Et M. Verdale s’obstinant à se taire :
– Croyez-moi, poursuivit-il, ne gaspillons pas notre temps en propos oiseux. Une intrigue existe, et vous en êtes le plus actif artisan. Ne niez pas. Qui donc est allé aux Rosiers évaluer les propriétés de Mlle de Maillefert ? Qui donc, au retour, a ouvert un crédit énorme à M. de Combelaine, à qui, la veille, il n’eût pas prêté dix louis ? Qui donc a poussé le pauvre Philippe sur la pente de l’abîme où il vient de rouler ? N’est-ce donc pas vous, monsieur Verdale ? Alors, démontrez-moi qu’il n’existe aucune relation entre le mariage de M. de Combelaine et l’arrestation de M. Philippe.
Trop nettes et trop précises étaient ces accusations, pour que M. Verdale essayât même de nier.
– Et quand cela serait !… fit-il.
– Cela est, et c’est pour cela que je vous dis : Ce que vous avez fait, il faut le défaire. Comment ? C’est à vous d’aviser. Il faut que, sous quarante-huit heures, M. de Maillefert soit en liberté, et que M. de Combelaine ait renoncé à la main, c’est-à-dire aux millions de Mlle Simone…
– Il faut, il faut…
– Oui, absolument…
L’ancien architecte avait pris sur son bureau un coupe-papier d’argent, et passant sur lui sa colère, il le tordait entre ses doigts crispés.

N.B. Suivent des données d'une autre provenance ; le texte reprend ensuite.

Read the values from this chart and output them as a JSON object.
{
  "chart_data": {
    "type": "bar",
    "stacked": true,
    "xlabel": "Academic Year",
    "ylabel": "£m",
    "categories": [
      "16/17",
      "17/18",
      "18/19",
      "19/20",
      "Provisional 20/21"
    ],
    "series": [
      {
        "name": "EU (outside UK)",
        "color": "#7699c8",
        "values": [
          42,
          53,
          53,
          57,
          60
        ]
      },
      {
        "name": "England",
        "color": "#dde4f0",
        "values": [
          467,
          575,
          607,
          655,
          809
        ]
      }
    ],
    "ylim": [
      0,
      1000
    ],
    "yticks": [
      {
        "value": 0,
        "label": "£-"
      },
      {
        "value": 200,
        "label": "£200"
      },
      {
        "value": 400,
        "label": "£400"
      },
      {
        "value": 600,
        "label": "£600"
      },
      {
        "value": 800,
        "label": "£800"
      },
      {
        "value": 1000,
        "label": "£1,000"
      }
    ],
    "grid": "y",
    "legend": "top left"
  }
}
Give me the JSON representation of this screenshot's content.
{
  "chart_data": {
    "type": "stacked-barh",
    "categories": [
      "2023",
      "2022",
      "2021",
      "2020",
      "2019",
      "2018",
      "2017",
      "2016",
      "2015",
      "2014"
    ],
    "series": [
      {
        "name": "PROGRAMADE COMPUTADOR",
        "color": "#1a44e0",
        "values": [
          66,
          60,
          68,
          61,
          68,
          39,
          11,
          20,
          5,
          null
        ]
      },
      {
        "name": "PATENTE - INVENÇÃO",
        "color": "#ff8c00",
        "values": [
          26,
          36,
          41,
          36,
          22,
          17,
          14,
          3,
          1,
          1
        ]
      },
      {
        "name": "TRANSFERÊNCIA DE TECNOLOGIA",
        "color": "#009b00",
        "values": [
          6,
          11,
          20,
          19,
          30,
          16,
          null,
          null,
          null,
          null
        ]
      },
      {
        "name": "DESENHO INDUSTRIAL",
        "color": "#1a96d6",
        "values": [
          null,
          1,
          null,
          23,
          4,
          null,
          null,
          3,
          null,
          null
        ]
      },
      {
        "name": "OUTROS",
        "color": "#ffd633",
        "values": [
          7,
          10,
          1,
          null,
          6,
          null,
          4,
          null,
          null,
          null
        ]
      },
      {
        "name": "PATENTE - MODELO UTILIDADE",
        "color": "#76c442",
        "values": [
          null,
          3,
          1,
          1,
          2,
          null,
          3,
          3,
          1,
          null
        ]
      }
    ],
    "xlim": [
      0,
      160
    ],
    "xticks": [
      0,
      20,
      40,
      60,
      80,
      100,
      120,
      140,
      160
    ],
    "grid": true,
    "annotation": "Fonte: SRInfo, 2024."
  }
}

– Eh bien ! vous pouvez rayer cela de vos papiers, maître Roberjot, s’écria-t-il. Si vous êtes l’ami de M. Delorge, je suis, moi, l’ami de M. de Combelaine ; je l’ai soutenu, je continuerai à le soutenir envers et contre tous…
L’avocat s’était à demi soulevé sur son fauteuil.
– Prenez garde, monsieur Verdale, fit-il, réfléchissez…
Ce ne fut pas l’architecte qui répondit.
Depuis un moment, son fils, M. Lucien Verdale, s’était rapproché.
Intervenant tout à coup :
– Et moi, monsieur, prononça-t-il d’une voix frémissante, je vous déclare que je ne souffrirai pas qu’on parle de la sorte à mon père, dans sa maison, devant moi !…
Si menaçante était son attitude, que Raymond et le docteur Legris se dressèrent d’un même mouvement.
Mais Me Roberjot était de ces hommes dont rien ne déconcerte l’imperturbable présence d’esprit, et qui d’un coup d’œil discernent tout le parti qu’on peut tirer de l’incident le plus imprévu.
Satisfait plutôt que mécontent de l’intervention de M. Verdale fils :
– Je n’en serais pas à menacer ainsi, monsieur, fit-il froidement, sans vous qui avez su me décider à me dessaisir d’une lettre qui faisait ma sécurité et celle de mes amis…
Troublé par ces seuls mots, le pauvre garçon baissa la tête.
– Avez-vous oublié, poursuivit l’impitoyable avocat, ce qui s’est passé chez moi le jour de votre visite ? Que m’avez-vous dit ? Que vous souhaitiez épouser une jeune fille que vous adoriez, et que votre père vous avait déclaré qu’il ne donnerait pas son consentement tant qu’il ne serait pas rentré en possession de certaine lettre que je m’obstinais à lui refuser. Et sur ce, vous veniez à moi, me juriez-vous, de votre propre mouvement…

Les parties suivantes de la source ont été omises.